AW: “Ironically, (teammate) Heather O’Reilly just asked me a week ago if we get some time post-World Cup, if things go well, if I’d like to go back and continue to share our experiences and our soccer in Africa. It would be great to get back there because I’ve wanted to go back ever since I left.” There could be as many as five starters on the field for the USA in the first match against North Korea who have never played in a Women’s World Cup. What would be your advice to them at the opening whistle?

AW: “To think about the past few years and use that as experience that you will need to take you into these first few moments that will be nerve-wracking and adrenaline will be pumping. Every person on the field or the bench will be behind them and we will make it through and figure it out together. I’m tall. They can lean on me.” You have ramped up your goal celebrations of late. Has it been a concerted effort or just the confluence of circumstances around the goals recently?

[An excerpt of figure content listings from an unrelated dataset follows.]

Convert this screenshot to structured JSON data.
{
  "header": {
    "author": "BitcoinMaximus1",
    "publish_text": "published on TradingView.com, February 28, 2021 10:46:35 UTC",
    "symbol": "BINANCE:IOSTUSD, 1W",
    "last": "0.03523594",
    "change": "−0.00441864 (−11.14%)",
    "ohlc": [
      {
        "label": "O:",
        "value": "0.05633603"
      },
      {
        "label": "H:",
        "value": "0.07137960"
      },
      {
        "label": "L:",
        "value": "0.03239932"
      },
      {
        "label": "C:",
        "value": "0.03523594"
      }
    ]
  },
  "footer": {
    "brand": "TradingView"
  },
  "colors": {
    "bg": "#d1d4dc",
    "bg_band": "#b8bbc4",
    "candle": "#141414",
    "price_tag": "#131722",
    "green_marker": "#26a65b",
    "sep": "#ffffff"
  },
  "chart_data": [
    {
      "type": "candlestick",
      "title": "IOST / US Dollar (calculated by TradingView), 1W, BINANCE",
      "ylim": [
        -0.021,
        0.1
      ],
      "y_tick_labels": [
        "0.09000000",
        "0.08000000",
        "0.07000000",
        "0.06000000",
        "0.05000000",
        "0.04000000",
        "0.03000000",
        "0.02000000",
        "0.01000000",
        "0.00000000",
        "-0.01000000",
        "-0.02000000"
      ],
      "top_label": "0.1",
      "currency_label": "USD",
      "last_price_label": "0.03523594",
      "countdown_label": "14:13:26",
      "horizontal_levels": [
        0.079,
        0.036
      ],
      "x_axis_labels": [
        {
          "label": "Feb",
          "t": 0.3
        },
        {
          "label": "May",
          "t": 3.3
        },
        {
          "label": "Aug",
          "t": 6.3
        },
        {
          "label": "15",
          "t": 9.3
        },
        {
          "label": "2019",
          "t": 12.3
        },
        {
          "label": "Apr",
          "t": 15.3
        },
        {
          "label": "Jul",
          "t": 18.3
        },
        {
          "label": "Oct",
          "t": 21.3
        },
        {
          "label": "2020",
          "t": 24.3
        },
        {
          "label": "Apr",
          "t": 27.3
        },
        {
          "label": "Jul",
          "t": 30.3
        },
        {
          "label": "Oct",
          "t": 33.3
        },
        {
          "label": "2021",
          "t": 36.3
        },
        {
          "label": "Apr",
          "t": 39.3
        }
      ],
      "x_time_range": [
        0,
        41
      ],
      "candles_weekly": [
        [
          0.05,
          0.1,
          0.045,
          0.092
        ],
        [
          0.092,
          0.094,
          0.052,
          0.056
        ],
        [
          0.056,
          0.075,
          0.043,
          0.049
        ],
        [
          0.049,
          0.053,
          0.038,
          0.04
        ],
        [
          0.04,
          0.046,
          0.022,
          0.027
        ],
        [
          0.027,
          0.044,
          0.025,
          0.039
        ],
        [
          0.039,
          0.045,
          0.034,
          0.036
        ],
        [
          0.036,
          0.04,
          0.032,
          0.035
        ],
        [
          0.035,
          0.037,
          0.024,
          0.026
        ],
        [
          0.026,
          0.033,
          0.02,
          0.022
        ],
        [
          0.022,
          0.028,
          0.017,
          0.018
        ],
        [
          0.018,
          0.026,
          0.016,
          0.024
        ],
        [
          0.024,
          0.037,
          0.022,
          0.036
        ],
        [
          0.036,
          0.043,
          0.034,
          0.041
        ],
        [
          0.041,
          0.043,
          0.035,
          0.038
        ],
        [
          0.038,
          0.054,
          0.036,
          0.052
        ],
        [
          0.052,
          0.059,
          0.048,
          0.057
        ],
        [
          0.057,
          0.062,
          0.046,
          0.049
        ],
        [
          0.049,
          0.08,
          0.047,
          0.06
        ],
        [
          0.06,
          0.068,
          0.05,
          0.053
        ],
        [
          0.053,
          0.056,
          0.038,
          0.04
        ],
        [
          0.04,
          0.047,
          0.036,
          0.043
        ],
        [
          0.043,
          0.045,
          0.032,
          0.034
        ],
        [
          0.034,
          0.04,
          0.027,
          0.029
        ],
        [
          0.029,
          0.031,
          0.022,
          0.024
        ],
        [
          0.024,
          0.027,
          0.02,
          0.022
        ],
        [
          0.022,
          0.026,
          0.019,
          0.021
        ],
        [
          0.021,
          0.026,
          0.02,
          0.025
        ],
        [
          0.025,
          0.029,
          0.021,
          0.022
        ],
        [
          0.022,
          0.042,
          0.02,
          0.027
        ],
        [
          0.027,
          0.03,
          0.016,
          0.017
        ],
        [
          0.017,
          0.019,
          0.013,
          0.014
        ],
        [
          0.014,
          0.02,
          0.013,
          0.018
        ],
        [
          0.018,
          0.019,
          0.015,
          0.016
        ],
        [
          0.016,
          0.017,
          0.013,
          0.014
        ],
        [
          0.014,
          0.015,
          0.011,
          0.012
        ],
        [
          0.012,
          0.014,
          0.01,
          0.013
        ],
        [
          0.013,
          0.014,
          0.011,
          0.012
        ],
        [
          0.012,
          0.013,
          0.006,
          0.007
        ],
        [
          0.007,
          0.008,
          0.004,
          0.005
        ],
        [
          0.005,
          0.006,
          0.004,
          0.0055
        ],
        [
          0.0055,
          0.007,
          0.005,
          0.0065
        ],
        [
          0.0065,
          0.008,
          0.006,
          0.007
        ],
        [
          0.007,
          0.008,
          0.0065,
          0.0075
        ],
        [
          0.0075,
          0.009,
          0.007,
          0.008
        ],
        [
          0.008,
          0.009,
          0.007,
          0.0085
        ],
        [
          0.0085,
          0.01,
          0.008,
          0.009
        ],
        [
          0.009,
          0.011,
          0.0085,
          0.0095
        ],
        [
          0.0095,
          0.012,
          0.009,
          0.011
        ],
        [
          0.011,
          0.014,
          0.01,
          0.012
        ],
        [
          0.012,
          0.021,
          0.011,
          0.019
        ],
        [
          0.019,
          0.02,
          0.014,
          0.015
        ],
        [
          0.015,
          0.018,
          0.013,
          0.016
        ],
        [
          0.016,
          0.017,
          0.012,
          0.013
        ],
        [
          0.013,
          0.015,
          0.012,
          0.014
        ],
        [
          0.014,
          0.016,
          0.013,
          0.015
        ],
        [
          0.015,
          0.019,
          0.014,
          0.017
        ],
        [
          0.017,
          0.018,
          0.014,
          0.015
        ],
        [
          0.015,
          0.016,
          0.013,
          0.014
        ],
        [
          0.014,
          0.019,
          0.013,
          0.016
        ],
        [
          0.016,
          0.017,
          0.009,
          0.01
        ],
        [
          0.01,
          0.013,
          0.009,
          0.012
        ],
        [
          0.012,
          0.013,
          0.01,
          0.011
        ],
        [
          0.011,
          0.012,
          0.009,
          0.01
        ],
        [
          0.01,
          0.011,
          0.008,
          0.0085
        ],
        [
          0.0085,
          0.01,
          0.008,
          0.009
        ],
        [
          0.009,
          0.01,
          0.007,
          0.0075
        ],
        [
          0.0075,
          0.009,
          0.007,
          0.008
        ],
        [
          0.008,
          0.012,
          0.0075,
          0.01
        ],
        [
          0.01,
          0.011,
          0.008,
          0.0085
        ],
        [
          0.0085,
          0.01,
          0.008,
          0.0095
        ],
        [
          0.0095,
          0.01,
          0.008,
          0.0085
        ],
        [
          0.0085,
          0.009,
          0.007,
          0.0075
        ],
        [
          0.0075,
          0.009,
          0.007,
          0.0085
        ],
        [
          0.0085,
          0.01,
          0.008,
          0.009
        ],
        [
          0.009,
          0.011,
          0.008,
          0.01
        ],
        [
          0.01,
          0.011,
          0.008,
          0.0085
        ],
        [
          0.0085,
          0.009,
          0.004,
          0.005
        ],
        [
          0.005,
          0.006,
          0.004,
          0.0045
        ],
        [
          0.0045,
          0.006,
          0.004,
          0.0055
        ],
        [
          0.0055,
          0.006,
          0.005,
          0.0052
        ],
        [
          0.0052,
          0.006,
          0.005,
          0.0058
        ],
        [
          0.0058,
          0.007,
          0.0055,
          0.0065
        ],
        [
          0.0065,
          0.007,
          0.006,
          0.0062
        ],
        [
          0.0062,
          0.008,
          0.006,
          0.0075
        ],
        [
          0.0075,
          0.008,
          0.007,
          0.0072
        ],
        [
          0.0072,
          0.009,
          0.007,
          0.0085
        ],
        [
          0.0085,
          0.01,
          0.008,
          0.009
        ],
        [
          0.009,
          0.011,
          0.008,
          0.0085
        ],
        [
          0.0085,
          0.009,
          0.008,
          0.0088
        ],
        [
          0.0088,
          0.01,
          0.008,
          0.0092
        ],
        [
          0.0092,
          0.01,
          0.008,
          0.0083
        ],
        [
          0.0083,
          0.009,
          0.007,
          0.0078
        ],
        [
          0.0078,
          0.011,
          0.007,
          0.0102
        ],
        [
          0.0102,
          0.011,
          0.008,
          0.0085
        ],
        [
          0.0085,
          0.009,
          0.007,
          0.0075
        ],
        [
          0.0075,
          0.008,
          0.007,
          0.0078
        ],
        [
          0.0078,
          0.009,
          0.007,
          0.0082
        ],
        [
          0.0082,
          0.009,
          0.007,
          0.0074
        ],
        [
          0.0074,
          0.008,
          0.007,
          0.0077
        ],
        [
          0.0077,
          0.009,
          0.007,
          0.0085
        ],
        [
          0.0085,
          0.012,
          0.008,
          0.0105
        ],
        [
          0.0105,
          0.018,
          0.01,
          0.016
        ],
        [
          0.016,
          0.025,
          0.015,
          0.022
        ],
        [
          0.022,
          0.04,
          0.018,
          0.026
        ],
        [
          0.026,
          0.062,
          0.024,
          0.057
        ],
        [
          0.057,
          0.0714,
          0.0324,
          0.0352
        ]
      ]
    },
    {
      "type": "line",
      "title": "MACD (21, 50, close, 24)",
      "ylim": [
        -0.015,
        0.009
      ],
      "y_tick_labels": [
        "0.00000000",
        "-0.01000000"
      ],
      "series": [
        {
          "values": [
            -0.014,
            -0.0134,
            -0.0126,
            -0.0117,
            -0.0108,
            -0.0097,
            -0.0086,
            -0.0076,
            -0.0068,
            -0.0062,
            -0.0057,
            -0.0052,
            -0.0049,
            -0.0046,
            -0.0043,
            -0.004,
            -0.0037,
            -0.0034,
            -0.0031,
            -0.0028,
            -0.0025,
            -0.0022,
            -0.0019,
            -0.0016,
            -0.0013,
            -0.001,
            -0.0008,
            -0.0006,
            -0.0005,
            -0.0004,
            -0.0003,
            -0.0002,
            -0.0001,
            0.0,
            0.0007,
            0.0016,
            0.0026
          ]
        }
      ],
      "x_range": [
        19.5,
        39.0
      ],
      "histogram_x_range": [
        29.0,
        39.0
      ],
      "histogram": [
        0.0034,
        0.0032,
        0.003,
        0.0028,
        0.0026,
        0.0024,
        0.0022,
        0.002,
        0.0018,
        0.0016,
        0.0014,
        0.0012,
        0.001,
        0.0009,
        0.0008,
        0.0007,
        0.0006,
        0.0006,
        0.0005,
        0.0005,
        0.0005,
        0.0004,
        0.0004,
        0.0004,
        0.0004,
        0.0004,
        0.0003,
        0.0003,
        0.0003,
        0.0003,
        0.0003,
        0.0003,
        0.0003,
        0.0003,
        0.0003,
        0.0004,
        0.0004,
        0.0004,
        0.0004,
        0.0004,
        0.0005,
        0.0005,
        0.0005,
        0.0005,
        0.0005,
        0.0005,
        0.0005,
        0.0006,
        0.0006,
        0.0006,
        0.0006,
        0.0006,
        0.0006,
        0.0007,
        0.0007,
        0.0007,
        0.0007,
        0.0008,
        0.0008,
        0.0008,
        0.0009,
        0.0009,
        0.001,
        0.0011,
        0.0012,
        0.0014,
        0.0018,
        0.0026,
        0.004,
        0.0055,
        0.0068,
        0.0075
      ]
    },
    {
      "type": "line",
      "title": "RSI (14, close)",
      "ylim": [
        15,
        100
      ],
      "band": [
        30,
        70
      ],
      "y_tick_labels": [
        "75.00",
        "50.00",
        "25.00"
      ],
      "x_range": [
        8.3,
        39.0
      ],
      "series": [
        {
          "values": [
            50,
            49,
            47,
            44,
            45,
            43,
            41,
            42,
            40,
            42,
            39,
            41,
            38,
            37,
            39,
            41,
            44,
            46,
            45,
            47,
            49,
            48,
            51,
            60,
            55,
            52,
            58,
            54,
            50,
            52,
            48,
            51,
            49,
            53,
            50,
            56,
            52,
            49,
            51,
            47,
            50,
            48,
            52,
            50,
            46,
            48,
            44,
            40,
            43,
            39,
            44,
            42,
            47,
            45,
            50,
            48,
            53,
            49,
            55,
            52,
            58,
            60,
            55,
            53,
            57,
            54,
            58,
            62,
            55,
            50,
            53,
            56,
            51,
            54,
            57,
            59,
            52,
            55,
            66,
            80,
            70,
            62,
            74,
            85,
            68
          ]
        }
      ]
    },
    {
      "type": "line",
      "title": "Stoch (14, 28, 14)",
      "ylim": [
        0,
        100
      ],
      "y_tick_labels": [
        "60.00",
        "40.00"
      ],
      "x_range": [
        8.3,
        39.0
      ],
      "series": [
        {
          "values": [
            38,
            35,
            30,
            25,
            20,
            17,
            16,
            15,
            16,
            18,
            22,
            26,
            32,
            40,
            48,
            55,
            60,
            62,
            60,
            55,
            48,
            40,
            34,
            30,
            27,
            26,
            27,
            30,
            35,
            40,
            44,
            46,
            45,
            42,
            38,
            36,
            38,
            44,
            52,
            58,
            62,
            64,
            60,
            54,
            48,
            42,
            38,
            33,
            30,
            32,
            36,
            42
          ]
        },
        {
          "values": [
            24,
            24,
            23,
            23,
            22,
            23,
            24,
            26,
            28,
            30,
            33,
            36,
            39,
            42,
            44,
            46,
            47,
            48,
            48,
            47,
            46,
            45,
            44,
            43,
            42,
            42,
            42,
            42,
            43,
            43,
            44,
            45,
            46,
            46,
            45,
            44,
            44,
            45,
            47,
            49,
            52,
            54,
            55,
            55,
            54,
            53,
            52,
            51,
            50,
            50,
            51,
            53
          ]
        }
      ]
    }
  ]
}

AW: “Honestly, it has been an effort, but sometimes it’s more of relief in the way it feels after the ball goes in the net. My best friend, Ari, told me that my celebrations are worthless. He said that I shouldn’t be as good as I am, or score as many goals as I do because I don’t celebrate them properly. So I am trying to celebrate more to show him that my celebrations are worthy of the goals and that no matter what type of celebration, good and bad, they still count the same. Of course, it’s always fun to celebrate.”